The risk of overdose and abuse
While valsartan abuse is improbable due to the lack of any habit-forming potential, the risk of overdose is high if this blood pressure-regulating drug is not taken in strict accordance with the doctor’s guidelines. The most common reason for valsartan overdose is the patient’s inability to adhere to the dosing regimen suggested by the doctor. People who often skip their drug administration time or use the medication irregularly are likely to accidentally take too much valsartan at some point. If you suspect you might have overdosed with this medication, call your doctor or seek emergency medical help.
The risk of cancer due to possible valsartan impurity
In 2018, some valsartan drugs were found to be contaminated with trace amounts of cancer-causing organic compound NDMA, which led to several companies voluntarily recalling batches of this medication off the shelves of pharmacies.
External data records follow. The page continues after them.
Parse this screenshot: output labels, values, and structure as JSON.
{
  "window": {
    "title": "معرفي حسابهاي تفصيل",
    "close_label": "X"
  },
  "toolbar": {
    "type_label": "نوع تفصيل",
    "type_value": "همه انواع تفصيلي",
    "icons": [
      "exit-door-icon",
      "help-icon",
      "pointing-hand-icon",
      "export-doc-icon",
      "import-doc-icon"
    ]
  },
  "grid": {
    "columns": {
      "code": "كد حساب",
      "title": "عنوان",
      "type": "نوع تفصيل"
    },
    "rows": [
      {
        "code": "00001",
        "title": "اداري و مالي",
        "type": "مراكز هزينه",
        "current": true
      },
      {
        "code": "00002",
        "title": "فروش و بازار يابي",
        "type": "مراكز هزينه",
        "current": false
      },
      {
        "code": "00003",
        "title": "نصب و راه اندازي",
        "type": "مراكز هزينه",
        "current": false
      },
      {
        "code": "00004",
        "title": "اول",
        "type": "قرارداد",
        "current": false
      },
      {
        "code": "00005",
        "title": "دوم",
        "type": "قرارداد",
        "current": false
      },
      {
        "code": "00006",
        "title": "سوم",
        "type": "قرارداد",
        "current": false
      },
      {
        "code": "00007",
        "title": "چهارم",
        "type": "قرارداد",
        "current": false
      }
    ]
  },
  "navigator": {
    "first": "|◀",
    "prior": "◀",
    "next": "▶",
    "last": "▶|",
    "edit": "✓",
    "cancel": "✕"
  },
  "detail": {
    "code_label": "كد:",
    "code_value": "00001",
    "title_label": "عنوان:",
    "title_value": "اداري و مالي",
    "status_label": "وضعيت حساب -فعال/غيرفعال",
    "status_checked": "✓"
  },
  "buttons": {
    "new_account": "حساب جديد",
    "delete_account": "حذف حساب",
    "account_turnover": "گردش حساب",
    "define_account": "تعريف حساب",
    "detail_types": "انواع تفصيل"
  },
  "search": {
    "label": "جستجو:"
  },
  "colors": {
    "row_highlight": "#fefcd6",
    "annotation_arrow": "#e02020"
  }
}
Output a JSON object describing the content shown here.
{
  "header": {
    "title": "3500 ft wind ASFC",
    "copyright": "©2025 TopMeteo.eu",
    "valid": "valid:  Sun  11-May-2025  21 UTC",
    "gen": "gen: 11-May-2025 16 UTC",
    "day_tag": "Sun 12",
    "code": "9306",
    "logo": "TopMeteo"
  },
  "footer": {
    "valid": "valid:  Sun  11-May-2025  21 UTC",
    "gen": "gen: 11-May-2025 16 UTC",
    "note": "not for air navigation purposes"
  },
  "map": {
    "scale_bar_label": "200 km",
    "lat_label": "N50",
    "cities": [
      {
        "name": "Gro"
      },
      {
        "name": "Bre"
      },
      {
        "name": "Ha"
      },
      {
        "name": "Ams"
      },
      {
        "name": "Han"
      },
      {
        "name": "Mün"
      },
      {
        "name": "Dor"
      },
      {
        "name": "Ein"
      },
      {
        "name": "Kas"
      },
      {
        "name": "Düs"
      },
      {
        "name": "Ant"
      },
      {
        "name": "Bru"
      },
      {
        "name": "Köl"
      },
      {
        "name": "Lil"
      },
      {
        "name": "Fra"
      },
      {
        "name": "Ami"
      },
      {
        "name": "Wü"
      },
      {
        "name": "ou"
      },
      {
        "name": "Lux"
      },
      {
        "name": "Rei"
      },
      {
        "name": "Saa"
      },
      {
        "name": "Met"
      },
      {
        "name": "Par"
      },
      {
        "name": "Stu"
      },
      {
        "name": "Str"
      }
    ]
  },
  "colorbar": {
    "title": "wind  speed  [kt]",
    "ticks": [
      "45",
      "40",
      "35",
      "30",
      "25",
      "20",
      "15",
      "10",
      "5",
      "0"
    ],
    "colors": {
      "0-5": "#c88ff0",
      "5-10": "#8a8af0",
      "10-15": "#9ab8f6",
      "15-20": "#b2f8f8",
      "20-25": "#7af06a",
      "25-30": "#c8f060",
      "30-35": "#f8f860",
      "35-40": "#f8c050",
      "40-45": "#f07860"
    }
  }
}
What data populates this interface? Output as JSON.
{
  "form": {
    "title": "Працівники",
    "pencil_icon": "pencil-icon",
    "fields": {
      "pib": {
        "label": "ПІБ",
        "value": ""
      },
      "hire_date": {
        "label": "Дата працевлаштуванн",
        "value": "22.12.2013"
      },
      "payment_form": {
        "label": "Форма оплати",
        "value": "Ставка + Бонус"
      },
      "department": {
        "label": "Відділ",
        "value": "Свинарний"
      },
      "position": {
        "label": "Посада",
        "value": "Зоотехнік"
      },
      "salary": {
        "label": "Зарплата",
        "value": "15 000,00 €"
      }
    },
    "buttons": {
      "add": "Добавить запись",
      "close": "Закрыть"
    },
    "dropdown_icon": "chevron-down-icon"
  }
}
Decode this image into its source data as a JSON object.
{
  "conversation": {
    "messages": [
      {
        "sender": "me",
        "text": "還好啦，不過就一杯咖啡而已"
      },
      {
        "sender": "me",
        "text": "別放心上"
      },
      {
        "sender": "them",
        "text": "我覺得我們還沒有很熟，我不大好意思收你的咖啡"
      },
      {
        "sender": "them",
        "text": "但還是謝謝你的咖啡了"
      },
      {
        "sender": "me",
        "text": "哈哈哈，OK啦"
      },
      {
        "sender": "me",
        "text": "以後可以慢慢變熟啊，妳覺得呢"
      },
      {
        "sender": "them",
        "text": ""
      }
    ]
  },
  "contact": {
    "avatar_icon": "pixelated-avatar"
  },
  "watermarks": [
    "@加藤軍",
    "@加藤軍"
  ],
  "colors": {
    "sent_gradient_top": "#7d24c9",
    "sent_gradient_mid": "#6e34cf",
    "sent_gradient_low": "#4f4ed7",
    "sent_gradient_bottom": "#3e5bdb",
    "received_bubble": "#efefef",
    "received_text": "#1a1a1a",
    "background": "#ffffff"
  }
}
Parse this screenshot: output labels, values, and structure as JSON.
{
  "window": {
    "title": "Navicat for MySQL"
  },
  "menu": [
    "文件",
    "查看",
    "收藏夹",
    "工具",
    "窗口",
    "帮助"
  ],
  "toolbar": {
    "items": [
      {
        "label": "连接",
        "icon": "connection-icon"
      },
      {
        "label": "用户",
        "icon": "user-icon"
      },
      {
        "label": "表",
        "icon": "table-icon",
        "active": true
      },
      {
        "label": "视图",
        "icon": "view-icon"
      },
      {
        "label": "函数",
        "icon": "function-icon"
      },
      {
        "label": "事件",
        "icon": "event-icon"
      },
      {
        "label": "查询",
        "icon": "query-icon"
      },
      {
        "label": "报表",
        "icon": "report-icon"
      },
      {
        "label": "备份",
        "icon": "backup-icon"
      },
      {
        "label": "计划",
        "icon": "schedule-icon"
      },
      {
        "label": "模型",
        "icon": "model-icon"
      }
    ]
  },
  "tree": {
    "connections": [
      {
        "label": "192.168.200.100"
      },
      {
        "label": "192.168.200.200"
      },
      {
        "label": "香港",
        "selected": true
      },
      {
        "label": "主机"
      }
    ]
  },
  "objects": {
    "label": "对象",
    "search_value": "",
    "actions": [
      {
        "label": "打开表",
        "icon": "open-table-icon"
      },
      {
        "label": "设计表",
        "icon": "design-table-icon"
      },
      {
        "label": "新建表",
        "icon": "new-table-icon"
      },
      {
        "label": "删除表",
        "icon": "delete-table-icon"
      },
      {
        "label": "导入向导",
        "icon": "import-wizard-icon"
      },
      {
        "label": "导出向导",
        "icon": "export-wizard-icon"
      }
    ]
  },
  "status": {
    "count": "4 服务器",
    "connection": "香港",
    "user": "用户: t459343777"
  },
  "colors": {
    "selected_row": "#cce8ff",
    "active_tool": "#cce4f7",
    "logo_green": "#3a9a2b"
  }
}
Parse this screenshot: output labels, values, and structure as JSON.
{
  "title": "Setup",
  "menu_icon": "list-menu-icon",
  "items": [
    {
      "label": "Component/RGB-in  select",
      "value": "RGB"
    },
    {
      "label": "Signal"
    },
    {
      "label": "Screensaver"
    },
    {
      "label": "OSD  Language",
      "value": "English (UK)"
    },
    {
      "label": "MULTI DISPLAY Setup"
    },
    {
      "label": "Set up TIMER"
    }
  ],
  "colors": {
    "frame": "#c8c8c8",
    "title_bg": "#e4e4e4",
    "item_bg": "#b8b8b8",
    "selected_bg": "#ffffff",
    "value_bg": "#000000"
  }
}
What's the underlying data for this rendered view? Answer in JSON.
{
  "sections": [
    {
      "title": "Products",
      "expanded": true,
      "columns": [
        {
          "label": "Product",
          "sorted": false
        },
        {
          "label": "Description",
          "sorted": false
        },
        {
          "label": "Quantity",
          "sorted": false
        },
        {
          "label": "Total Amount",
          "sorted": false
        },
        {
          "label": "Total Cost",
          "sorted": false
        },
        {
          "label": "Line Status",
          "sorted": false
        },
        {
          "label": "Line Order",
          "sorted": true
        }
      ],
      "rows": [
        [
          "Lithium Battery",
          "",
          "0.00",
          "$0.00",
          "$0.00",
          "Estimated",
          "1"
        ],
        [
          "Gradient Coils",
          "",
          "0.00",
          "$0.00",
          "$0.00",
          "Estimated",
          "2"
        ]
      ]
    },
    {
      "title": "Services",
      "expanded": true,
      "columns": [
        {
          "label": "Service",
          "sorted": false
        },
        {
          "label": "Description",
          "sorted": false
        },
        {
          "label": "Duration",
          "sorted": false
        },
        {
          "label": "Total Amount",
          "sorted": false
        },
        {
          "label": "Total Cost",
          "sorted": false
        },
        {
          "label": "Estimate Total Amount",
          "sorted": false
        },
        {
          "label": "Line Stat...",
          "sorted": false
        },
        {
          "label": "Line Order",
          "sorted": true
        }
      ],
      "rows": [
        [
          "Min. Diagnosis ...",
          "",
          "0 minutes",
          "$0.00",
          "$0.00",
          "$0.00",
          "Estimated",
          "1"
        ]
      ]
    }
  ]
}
Not all valsartan-based medications are tainted, and the use of some generic valsartan drugs is perfectly safe if the patient adheres to his doctor’s recommendations. Ask your prescribing physician where to buy your prescribed valsartan medicine to make sure it is safe, pure, and most effective.
Now that the safety of many popular ARBs, including some versions of valsartan, has been compromised by the possibility of NDMA-contamination, people whose everyday life and well-being depend on the uninterrupted use of blood pressure-regulating medications start looking for safer and equally suitable alternatives. Luckily, the choice is rich and varied. Depending on your particular treatment needs, your doctor may prescribe you with ACE inhibitors (captopril, benazepril, perindopril), beta-blockers (bisoprolol, nebivolol, atenolol), alpha-blockers (terazosin, doxazosin), diuretics (bumetanide, hydrochlorothiazide, metolazone), or calcium channel antagonist drugs (amlodipine, nisoldipine, and nicardipine). If your prescribing physician is sure that you benefit most from an ARB medication, he may switch you to another anti-hypertensive medicine of this class like losartan, olmesartan, or telmisartan. Do not change your valsartan medication at your sole discretion and without consulting your doctor first even if you think it is not suitable for you.